Over half of the genome is made up of transcribed repetitive elements, but we know very little about how this “repeatome” influences neuronal function or contributes to human neurological disease beyond a few loci. The Todd Lab at the University of Michigan studies both disease-specific nucleotide repeat expansions (C9orf72 associated ALS/FTD and Fragile X-associated disorders such as FXTAS and Fragile X Syndrome) as well as the broader novel roles of the Repeatome on biology and disease. We use multimodal model systems (Fly, Rodent, and human iPSC/hESC derived neurons) coupled to biochemical, bioinformatics and molecular tools to understand pathogenic mechanisms and develop novel therapeutic strategies.
Current Projects include:
- How repeats trigger translation in the absence of an AUG codon (RAN translation) and how this contributes to neurological disease.

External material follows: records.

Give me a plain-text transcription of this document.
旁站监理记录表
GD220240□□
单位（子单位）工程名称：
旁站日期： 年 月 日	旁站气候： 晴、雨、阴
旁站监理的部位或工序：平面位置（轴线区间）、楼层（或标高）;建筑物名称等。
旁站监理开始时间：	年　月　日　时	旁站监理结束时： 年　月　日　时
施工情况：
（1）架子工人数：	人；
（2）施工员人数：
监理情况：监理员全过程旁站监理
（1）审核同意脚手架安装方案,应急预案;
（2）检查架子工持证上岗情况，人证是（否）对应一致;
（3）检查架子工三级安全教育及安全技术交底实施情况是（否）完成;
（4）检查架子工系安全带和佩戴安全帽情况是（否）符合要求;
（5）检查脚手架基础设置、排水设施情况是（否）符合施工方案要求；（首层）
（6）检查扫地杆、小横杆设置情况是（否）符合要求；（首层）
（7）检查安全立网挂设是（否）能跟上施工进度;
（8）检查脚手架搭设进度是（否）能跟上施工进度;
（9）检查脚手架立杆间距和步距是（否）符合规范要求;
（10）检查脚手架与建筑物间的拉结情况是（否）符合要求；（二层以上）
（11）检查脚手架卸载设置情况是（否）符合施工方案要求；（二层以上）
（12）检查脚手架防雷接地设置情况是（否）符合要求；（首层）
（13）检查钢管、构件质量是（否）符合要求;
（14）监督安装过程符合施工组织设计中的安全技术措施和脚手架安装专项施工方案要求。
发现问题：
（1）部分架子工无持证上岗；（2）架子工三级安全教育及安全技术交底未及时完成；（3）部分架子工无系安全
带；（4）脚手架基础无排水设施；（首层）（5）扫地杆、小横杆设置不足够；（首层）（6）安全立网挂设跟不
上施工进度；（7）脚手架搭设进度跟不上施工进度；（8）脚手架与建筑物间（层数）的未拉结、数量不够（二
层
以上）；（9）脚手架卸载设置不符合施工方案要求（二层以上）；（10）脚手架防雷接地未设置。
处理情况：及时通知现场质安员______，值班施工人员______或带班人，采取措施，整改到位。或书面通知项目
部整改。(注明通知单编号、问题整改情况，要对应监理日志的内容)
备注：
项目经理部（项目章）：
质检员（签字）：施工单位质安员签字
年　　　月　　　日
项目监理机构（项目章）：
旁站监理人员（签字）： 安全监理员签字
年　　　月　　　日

- How repeats and upstream open reading frames act to regulating neuronal function and protein synthesis.
- Delineate the modes by which newly described disease causing repeats cause neurologic disease using Drosophila and human iPSC derived neuronal models.

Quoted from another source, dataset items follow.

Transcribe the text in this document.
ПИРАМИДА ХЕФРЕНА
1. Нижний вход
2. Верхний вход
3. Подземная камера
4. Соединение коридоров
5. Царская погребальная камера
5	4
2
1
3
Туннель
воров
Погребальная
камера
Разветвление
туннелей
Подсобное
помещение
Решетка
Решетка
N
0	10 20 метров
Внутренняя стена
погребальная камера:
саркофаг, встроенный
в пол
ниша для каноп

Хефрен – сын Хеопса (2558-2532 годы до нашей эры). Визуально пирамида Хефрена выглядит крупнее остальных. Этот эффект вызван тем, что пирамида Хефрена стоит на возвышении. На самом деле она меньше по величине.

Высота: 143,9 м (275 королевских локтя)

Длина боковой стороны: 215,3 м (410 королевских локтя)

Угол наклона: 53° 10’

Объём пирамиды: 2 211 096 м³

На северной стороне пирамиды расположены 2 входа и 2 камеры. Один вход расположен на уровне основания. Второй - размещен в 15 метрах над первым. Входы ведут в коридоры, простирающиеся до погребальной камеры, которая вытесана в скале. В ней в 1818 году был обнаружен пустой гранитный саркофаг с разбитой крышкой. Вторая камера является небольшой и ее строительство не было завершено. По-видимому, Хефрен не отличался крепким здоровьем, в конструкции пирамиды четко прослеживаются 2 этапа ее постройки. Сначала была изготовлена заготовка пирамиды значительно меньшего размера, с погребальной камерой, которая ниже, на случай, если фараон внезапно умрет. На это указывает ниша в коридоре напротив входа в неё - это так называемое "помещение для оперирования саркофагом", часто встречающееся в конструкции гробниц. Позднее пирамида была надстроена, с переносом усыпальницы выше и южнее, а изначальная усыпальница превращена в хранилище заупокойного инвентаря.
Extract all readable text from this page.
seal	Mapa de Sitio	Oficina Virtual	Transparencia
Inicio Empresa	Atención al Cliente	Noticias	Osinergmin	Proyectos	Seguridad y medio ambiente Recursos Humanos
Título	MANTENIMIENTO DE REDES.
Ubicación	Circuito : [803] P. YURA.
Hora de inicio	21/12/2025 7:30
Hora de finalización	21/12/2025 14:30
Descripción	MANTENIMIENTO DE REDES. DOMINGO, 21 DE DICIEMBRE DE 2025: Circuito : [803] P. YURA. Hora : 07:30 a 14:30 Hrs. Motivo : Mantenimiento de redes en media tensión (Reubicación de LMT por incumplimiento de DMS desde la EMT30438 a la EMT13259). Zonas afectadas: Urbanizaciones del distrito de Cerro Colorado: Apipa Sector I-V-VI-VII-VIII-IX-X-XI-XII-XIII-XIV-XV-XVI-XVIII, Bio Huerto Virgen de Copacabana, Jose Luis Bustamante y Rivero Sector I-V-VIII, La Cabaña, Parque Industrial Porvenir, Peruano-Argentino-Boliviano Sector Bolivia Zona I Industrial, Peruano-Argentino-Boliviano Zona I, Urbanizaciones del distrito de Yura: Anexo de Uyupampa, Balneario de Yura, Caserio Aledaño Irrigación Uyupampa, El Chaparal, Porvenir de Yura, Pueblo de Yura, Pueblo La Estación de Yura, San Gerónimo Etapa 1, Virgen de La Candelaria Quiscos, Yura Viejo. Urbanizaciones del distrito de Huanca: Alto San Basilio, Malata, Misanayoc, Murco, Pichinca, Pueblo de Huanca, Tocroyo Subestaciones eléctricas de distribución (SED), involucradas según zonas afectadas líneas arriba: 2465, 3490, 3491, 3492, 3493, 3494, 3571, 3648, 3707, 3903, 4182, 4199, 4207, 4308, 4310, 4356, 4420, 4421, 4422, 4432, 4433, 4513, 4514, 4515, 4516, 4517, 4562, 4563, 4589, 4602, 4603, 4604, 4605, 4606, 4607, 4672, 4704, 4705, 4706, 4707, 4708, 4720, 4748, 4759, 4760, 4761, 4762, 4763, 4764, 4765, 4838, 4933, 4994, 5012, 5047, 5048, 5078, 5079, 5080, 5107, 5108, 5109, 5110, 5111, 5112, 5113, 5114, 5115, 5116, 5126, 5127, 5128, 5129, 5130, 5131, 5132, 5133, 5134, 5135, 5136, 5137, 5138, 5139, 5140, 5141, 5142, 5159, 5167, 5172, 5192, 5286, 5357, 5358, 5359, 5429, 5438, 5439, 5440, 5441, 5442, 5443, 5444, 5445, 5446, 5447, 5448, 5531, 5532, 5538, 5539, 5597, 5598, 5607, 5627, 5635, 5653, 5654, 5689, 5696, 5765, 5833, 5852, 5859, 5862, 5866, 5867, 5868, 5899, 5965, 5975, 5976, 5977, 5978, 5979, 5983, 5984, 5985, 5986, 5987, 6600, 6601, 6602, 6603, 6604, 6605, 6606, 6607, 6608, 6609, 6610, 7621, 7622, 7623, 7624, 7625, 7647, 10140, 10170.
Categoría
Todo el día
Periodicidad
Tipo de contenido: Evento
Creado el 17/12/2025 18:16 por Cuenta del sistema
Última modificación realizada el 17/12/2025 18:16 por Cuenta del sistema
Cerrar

- Use informatics approaches and long-read Nanopore sequencing backed with biological validation to define new repeat expansion disorders and their biology.
- Novel Projects of the fellow’s design on repeat expansion disorders.
Ideal candidates will bring enthusiasm, independence and a willingness to take on challenging projects. We are particularly interested in candidates with past experience in human stem cell work, cell and molecular biology, Drosophila, and/or Bioinformatics, but will consider the best candidates regardless of past technical expertise. A desire to learn and try new things is important. The lab is highly collaborative both within the lab and with other groups at Michigan and worldwide so a desire to work with others is important. We currently have independent funding for up to two new fellows including generous benefits and support for travel to international meetings. Past fellows and students have consistently gone on from the lab to tenure track faculty positions or other successful positions within industry/academia.
Positions are available as early as January 1, 2020.